Considérant que conformément au Préambule de la Constitution, qui renvoie à la Déclaration des droits de l'homme et du citoyen de 1789, qui a valeur constitutionnelle depuis votre décision du 16 juillet 1971, « la libre communication des pensées et des opinions est un des droits les plus précieux de l'homme ; tout citoyen peut donc parler, écrire, imprimer librement, sauf à répondre de l'abus de cette liberté dans les cas déterminés par la loi » (art. 11). Dans les décisions du 27 juillet 1982 (décision no 82-141 DC), des 10 et 11 octobre 1984 (décision no 84-181 DC), le Conseil constitutionnel a précisé que « s'agissant d'une liberté fondamentale d'autant plus précieuse que son exercice est l'une des garanties essentielles du respect des autres droits et libertés et de la souveraineté nationale, la loi ne peut en réglementer l'exercice qu'en vue de le rendre plus effectif ou de le concilier avec celui d'autres règles ou principes de valeur constitutionnelle ».

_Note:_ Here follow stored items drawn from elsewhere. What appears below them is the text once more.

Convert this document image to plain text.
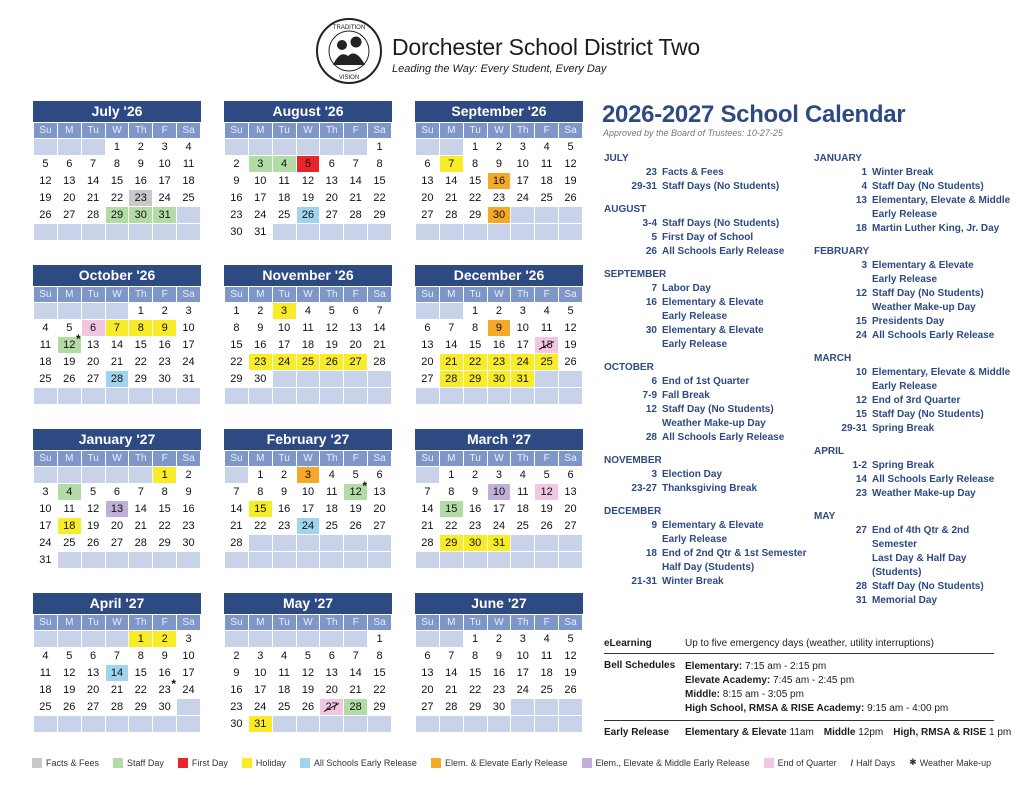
TRADITION
VISION
Dorchester School District Two
Leading the Way: Every Student, Every Day
July '26
Su	M	Tu	W	Th	F	Sa
			1	2	3	4
5	6	7	8	9	10	11
12	13	14	15	16	17	18
19	20	21	22	23	24	25
26	27	28	29	30	31	

August '26
Su	M	Tu	W	Th	F	Sa
						1
2	3	4	5	6	7	8
9	10	11	12	13	14	15
16	17	18	19	20	21	22
23	24	25	26	27	28	29
30	31					
September '26
Su	M	Tu	W	Th	F	Sa
		1	2	3	4	5
6	7	8	9	10	11	12
13	14	15	16	17	18	19
20	21	22	23	24	25	26
27	28	29	30			

October '26
Su	M	Tu	W	Th	F	Sa
				1	2	3
4	5	6	7	8	9	10
11	* 12	13	14	15	16	17
18	19	20	21	22	23	24
25	26	27	28	29	30	31

November '26
Su	M	Tu	W	Th	F	Sa
1	2	3	4	5	6	7
8	9	10	11	12	13	14
15	16	17	18	19	20	21
22	23	24	25	26	27	28
29	30					

December '26
Su	M	Tu	W	Th	F	Sa
		1	2	3	4	5
6	7	8	9	10	11	12
13	14	15	16	17	18	19
20	21	22	23	24	25	26
27	28	29	30	31		

January '27
Su	M	Tu	W	Th	F	Sa
					1	2
3	4	5	6	7	8	9
10	11	12	13	14	15	16
17	18	19	20	21	22	23
24	25	26	27	28	29	30
31						
February '27
Su	M	Tu	W	Th	F	Sa
	1	2	3	4	5	6
7	8	9	10	11	* 12	13
14	15	16	17	18	19	20
21	22	23	24	25	26	27
28						

March '27
Su	M	Tu	W	Th	F	Sa
	1	2	3	4	5	6
7	8	9	10	11	12	13
14	15	16	17	18	19	20
21	22	23	24	25	26	27
28	29	30	31			

April '27
Su	M	Tu	W	Th	F	Sa
				1	2	3
4	5	6	7	8	9	10
11	12	13	14	15	16	17
18	19	20	21	22	* 23	24
25	26	27	28	29	30	

May '27
Su	M	Tu	W	Th	F	Sa
						1
2	3	4	5	6	7	8
9	10	11	12	13	14	15
16	17	18	19	20	21	22
23	24	25	26	27	28	29
30	31					
June '27
Su	M	Tu	W	Th	F	Sa
		1	2	3	4	5
6	7	8	9	10	11	12
13	14	15	16	17	18	19
20	21	22	23	24	25	26
27	28	29	30			

2026-2027 School Calendar
Approved by the Board of Trustees: 10-27-25
JULY
23 Facts & Fees
29-31 Staff Days (No Students)
AUGUST
3-4 Staff Days (No Students)
5 First Day of School
26 All Schools Early Release
SEPTEMBER
7 Labor Day
16 Elementary & Elevate
Early Release
30 Elementary & Elevate
Early Release
OCTOBER
6 End of 1st Quarter
7-9 Fall Break
12 Staff Day (No Students)
Weather Make-up Day
28 All Schools Early Release
NOVEMBER
3 Election Day
23-27 Thanksgiving Break
DECEMBER
9 Elementary & Elevate
Early Release
18 End of 2nd Qtr & 1st Semester
Half Day (Students)
21-31 Winter Break
JANUARY
1 Winter Break
4 Staff Day (No Students)
13 Elementary, Elevate & Middle
Early Release
18 Martin Luther King, Jr. Day
FEBRUARY
3 Elementary & Elevate
Early Release
12 Staff Day (No Students)
Weather Make-up Day
15 Presidents Day
24 All Schools Early Release
MARCH
10 Elementary, Elevate & Middle
Early Release
12 End of 3rd Quarter
15 Staff Day (No Students)
29-31 Spring Break
APRIL
1-2 Spring Break
14 All Schools Early Release
23 Weather Make-up Day
MAY
27 End of 4th Qtr & 2nd Semester
Last Day & Half Day (Students)
28 Staff Day (No Students)
31 Memorial Day
eLearning	Up to five emergency days (weather, utility interruptions)
Bell Schedules Elementary: 7:15 am - 2:15 pm
Elevate Academy: 7:45 am - 2:45 pm
Middle: 8:15 am - 3:05 pm
High School, RMSA & RISE Academy: 9:15 am - 4:00 pm
Early Release	Elementary & Elevate 11am Middle 12pm High, RMSA & RISE 1 pm
Facts & Fees	Staff Day	First Day	Holiday	All Schools Early Release	Elem. & Elevate Early Release	Elem., Elevate & Middle Early Release	End of Quarter / Half Days ✱ Weather Make-up
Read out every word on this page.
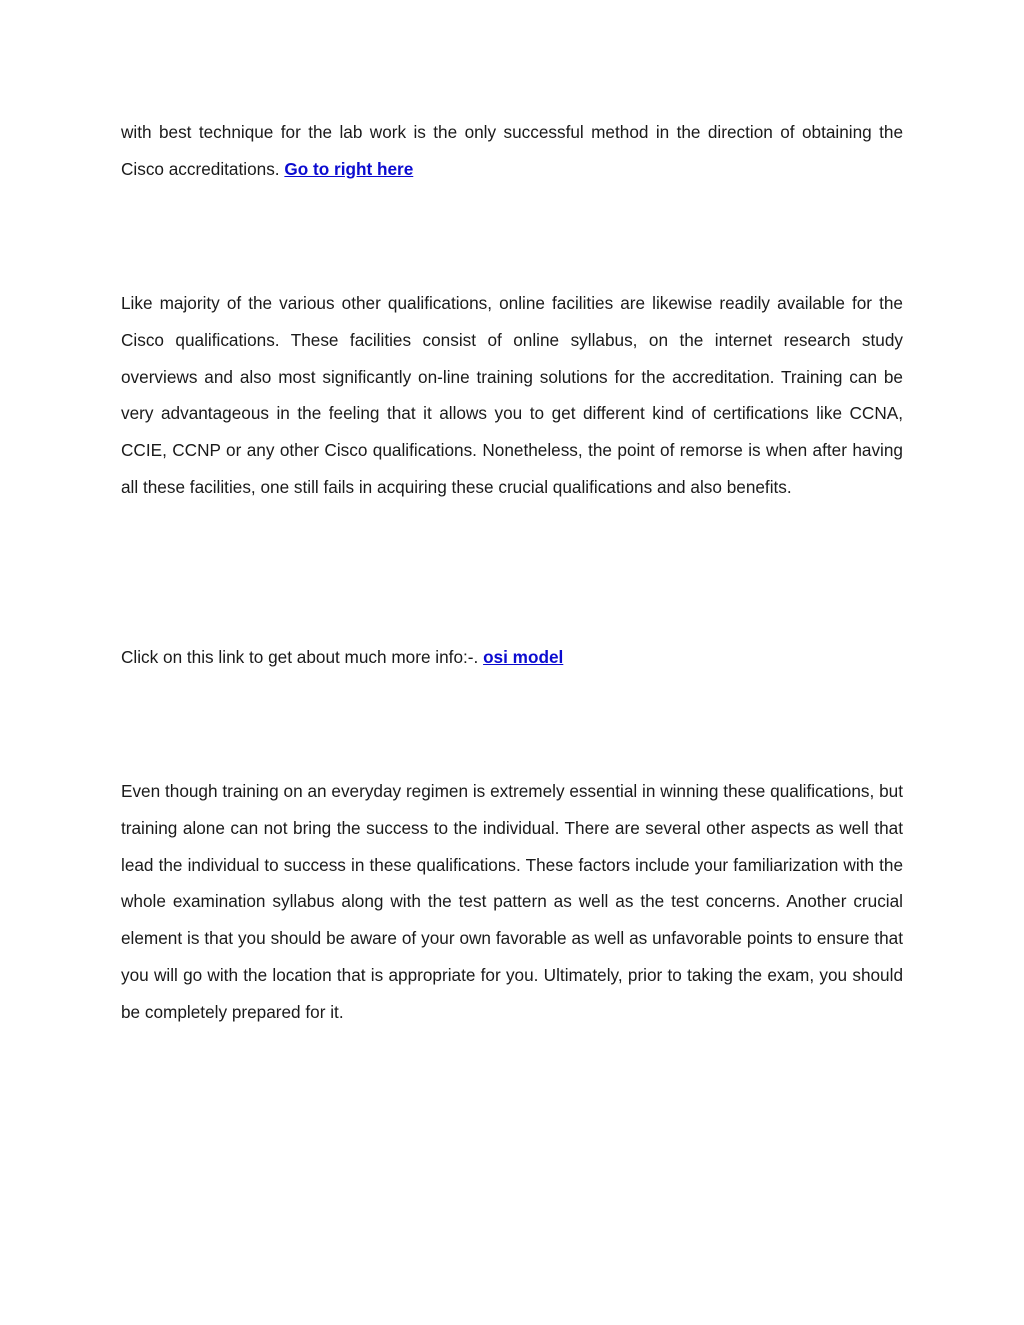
with best technique for the lab work is the only successful method in the direction of obtaining the Cisco accreditations. Go to right here

Like majority of the various other qualifications, online facilities are likewise readily available for the Cisco qualifications. These facilities consist of online syllabus, on the internet research study overviews and also most significantly on-line training solutions for the accreditation. Training can be very advantageous in the feeling that it allows you to get different kind of certifications like CCNA, CCIE, CCNP or any other Cisco qualifications. Nonetheless, the point of remorse is when after having all these facilities, one still fails in acquiring these crucial qualifications and also benefits.

Click on this link to get about much more info:-. osi model

Even though training on an everyday regimen is extremely essential in winning these qualifications, but training alone can not bring the success to the individual. There are several other aspects as well that lead the individual to success in these qualifications. These factors include your familiarization with the whole examination syllabus along with the test pattern as well as the test concerns. Another crucial element is that you should be aware of your own favorable as well as unfavorable points to ensure that you will go with the location that is appropriate for you. Ultimately, prior to taking the exam, you should be completely prepared for it.
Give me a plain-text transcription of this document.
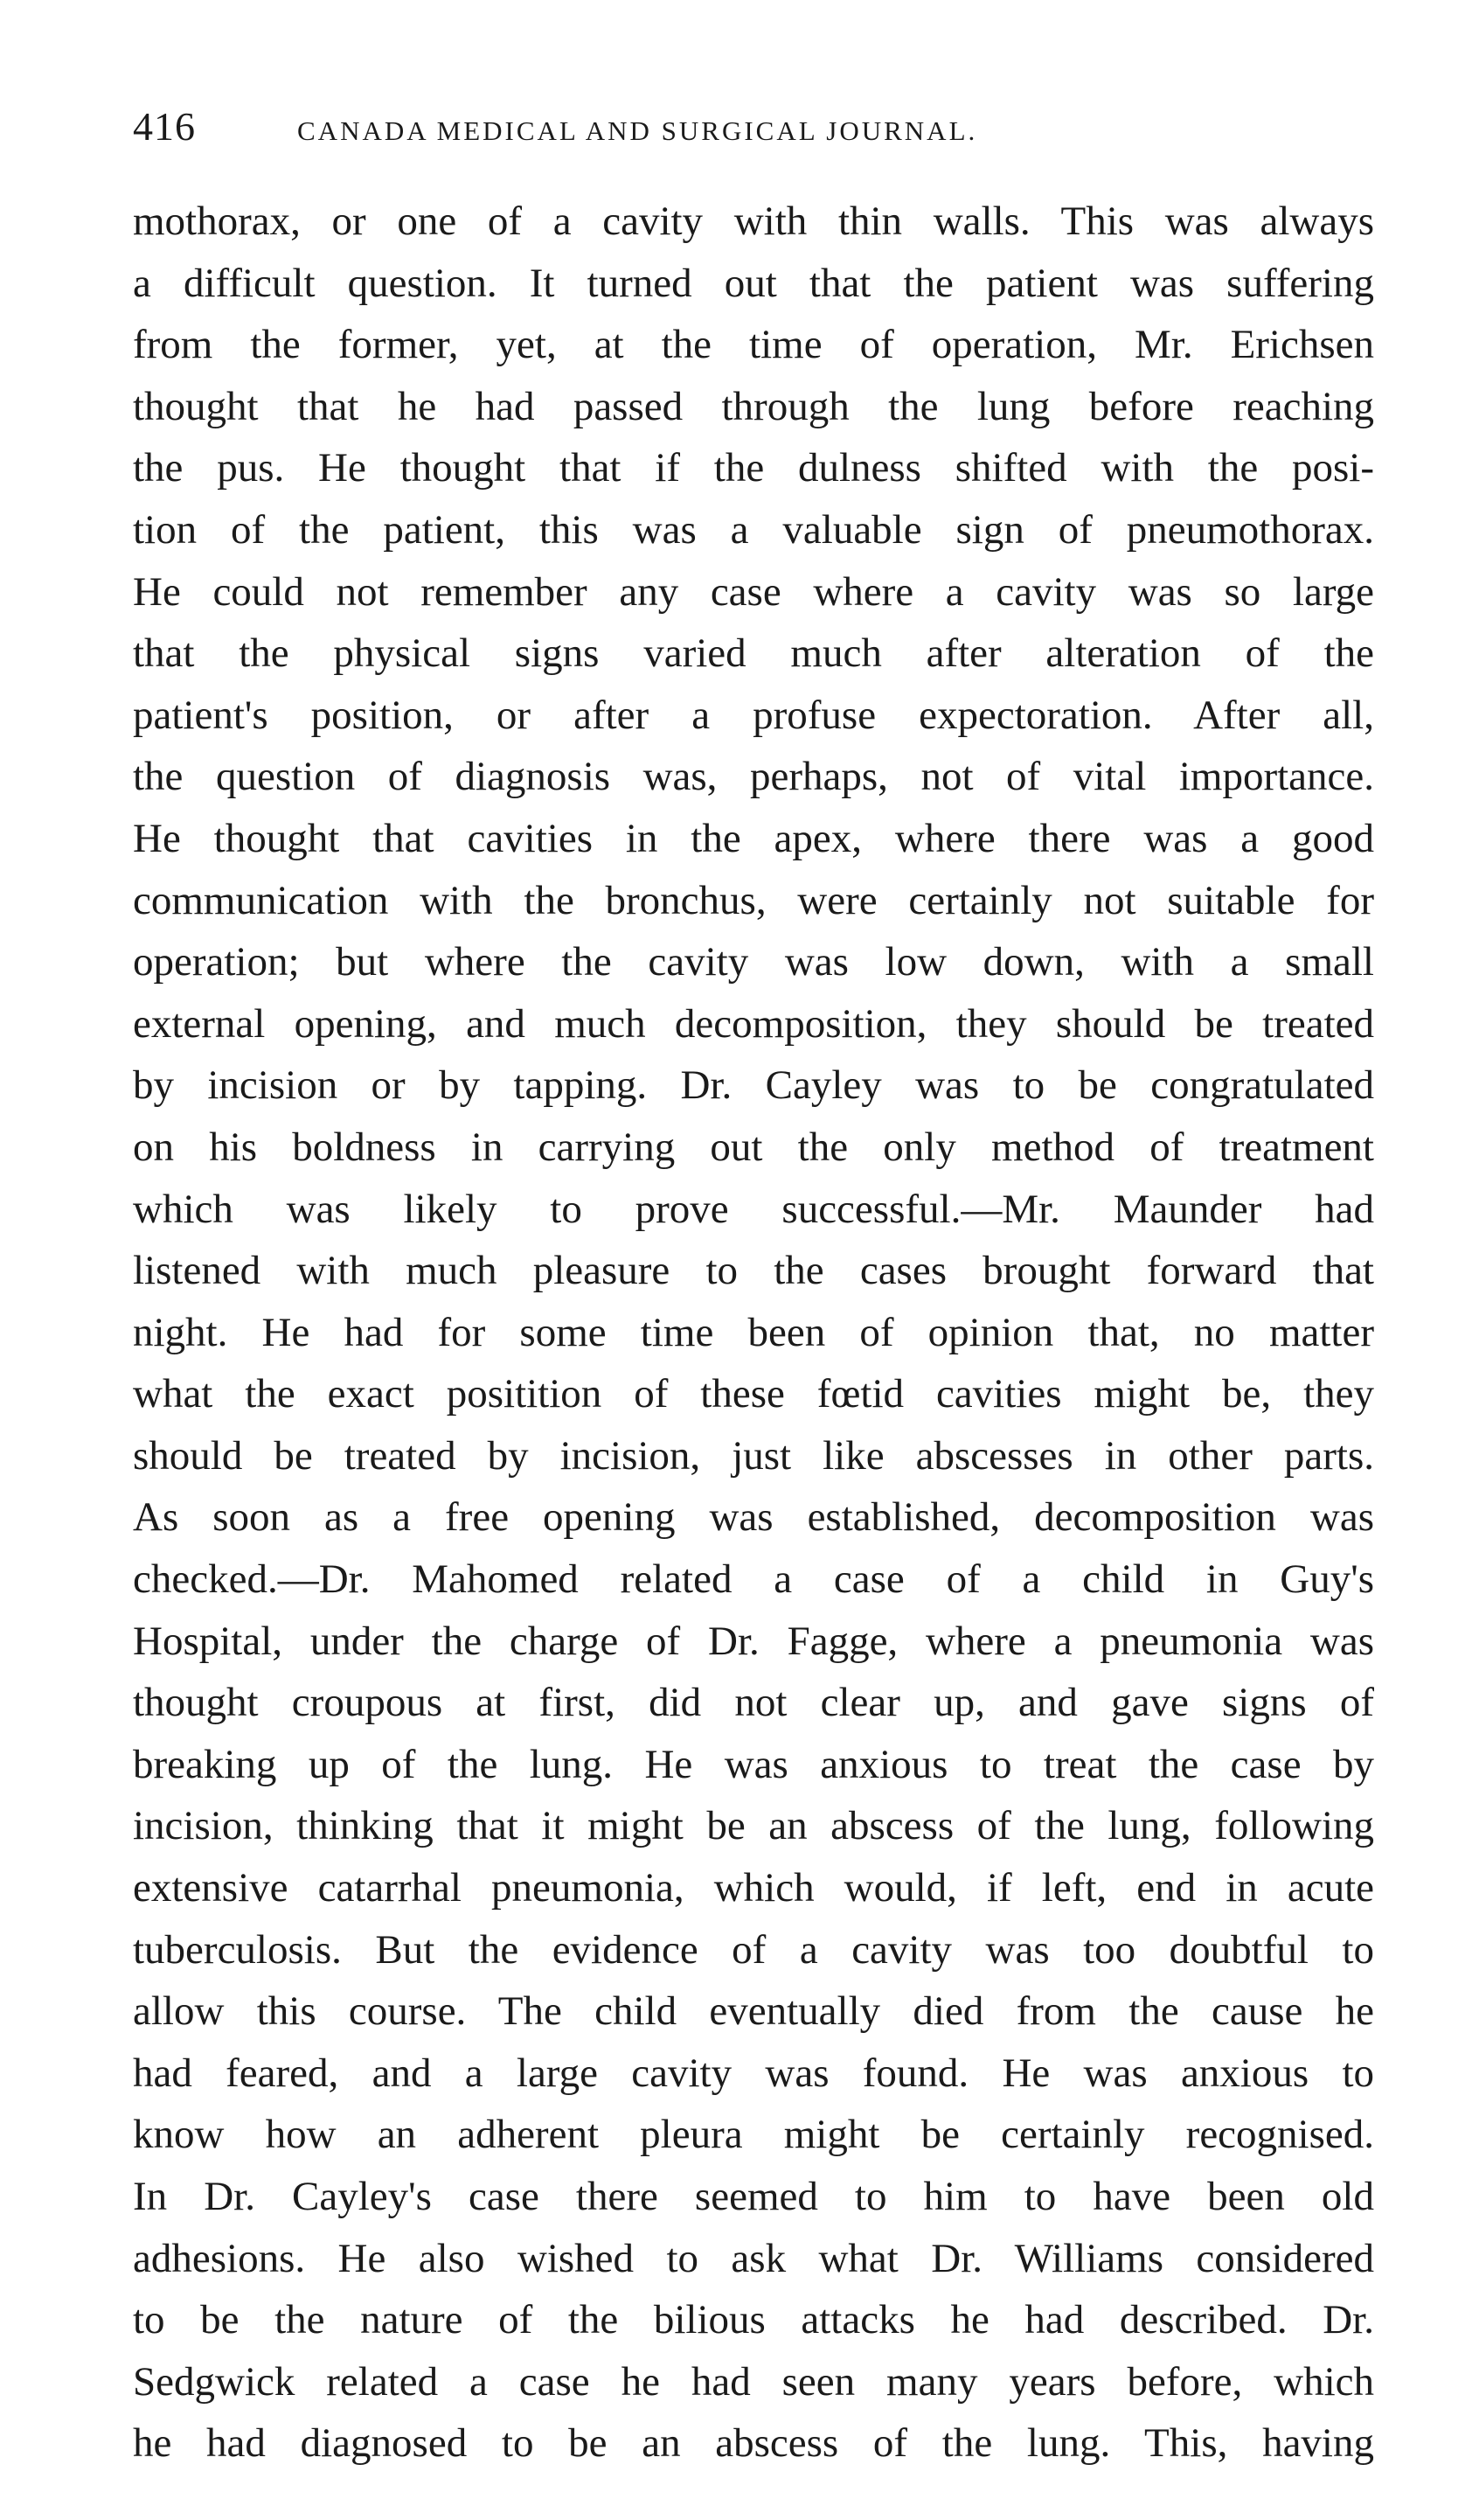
416	CANADA MEDICAL AND SURGICAL JOURNAL.
mothorax, or one of a cavity with thin walls. This was always
a difficult question. It turned out that the patient was suffering
from the former, yet, at the time of operation, Mr. Erichsen
thought that he had passed through the lung before reaching
the pus. He thought that if the dulness shifted with the posi-
tion of the patient, this was a valuable sign of pneumothorax.
He could not remember any case where a cavity was so large
that the physical signs varied much after alteration of the
patient's position, or after a profuse expectoration. After all,
the question of diagnosis was, perhaps, not of vital importance.
He thought that cavities in the apex, where there was a good
communication with the bronchus, were certainly not suitable for
operation; but where the cavity was low down, with a small
external opening, and much decomposition, they should be treated
by incision or by tapping. Dr. Cayley was to be congratulated
on his boldness in carrying out the only method of treatment
which was likely to prove successful.—Mr. Maunder had
listened with much pleasure to the cases brought forward that
night. He had for some time been of opinion that, no matter
what the exact positition of these fœtid cavities might be, they
should be treated by incision, just like abscesses in other parts.
As soon as a free opening was established, decomposition was
checked.—Dr. Mahomed related a case of a child in Guy's
Hospital, under the charge of Dr. Fagge, where a pneumonia was
thought croupous at first, did not clear up, and gave signs of
breaking up of the lung. He was anxious to treat the case by
incision, thinking that it might be an abscess of the lung, following
extensive catarrhal pneumonia, which would, if left, end in acute
tuberculosis. But the evidence of a cavity was too doubtful to
allow this course. The child eventually died from the cause he
had feared, and a large cavity was found. He was anxious to
know how an adherent pleura might be certainly recognised.
In Dr. Cayley's case there seemed to him to have been old
adhesions. He also wished to ask what Dr. Williams considered
to be the nature of the bilious attacks he had described. Dr.
Sedgwick related a case he had seen many years before, which
he had diagnosed to be an abscess of the lung. This, having
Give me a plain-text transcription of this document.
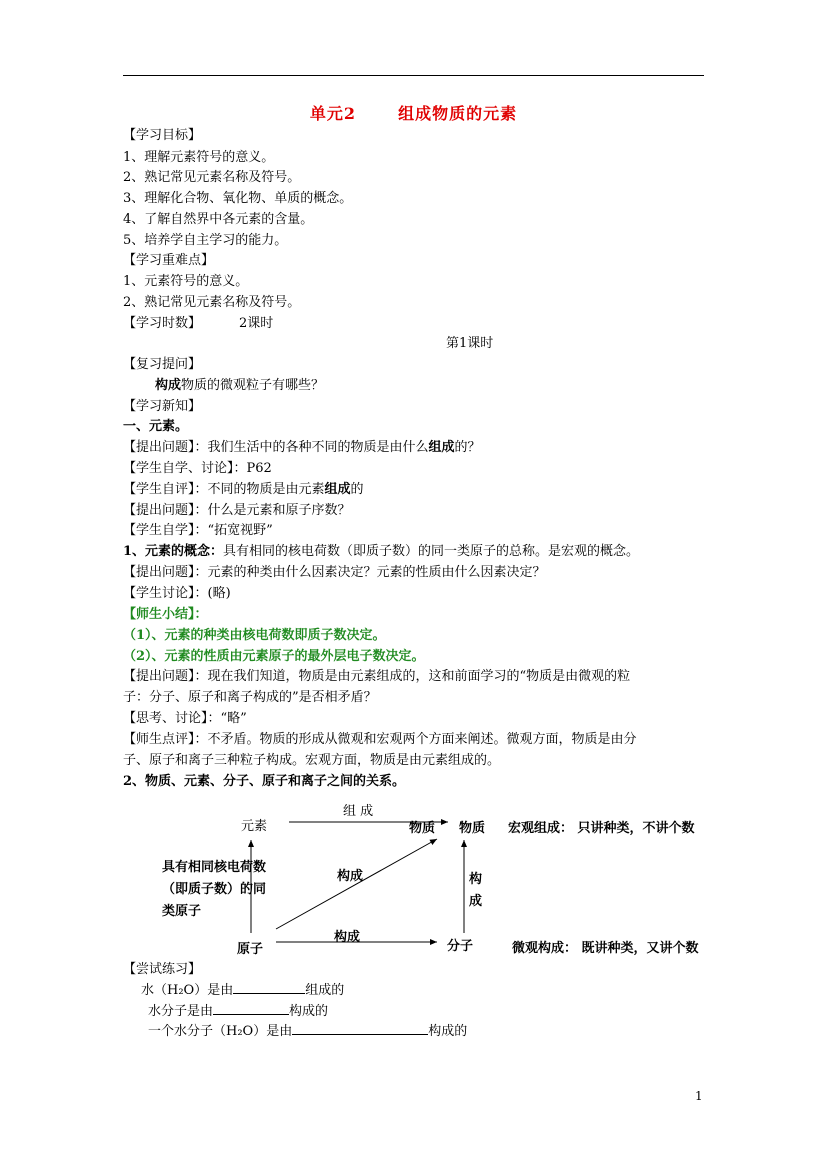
单元2	组成物质的元素
【学习目标】
1、理解元素符号的意义。
2、熟记常见元素名称及符号。
3、理解化合物、氧化物、单质的概念。
4、了解自然界中各元素的含量。
5、培养学自主学习的能力。
【学习重难点】
1、元素符号的意义。
2、熟记常见元素名称及符号。
【学习时数】	2课时
第1课时
【复习提问】
构成物质的微观粒子有哪些？
【学习新知】
一、元素。
【提出问题】：我们生活中的各种不同的物质是由什么组成的？
【学生自学、讨论】：P62
【学生自评】：不同的物质是由元素组成的
【提出问题】：什么是元素和原子序数？
【学生自学】：“拓宽视野”
1、元素的概念：具有相同的核电荷数（即质子数）的同一类原子的总称。是宏观的概念。
【提出问题】：元素的种类由什么因素决定？元素的性质由什么因素决定？
【学生讨论】：(略)
【师生小结】：
（1）、元素的种类由核电荷数即质子数决定。
（2）、元素的性质由元素原子的最外层电子数决定。
【提出问题】：现在我们知道，物质是由元素组成的，这和前面学习的“物质是由微观的粒
子：分子、原子和离子构成的”是否相矛盾？
【思考、讨论】：“略”
【师生点评】：不矛盾。物质的形成从微观和宏观两个方面来阐述。微观方面，物质是由分
子、原子和离子三种粒子构成。宏观方面，物质是由元素组成的。
2、物质、元素、分子、原子和离子之间的关系。
元素
组 成
物质 物质 宏观组成： 只讲种类，不讲个数
具有相同核电荷数
（即质子数）的同
类原子
构成	构
成
原子
构成
分子	微观构成： 既讲种类，又讲个数
【尝试练习】
水（H₂O）是由	组成的
水分子是由	构成的
一个水分子（H₂O）是由	构成的
1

Suppression du pouvoir d'appréciation du CSA :

Considérant que les articles 71 et 72 de la loi sur la liberté de communication, l'utilisation du mot : « ordonne », qui remplace les mots : « peut ordonner », transforment un pouvoir discrétionnaire en compétence liée, pour le Conseil supérieur de l'audiovisuel. Ainsi, les sanctions que peut prendre le CSA en cas de manquement aux obligations incombant aux chaînes, et notamment l'insertion dans les programmes d'un communiqué dont il fixe les termes et les conditions de diffusion, prennent un aspect automatique.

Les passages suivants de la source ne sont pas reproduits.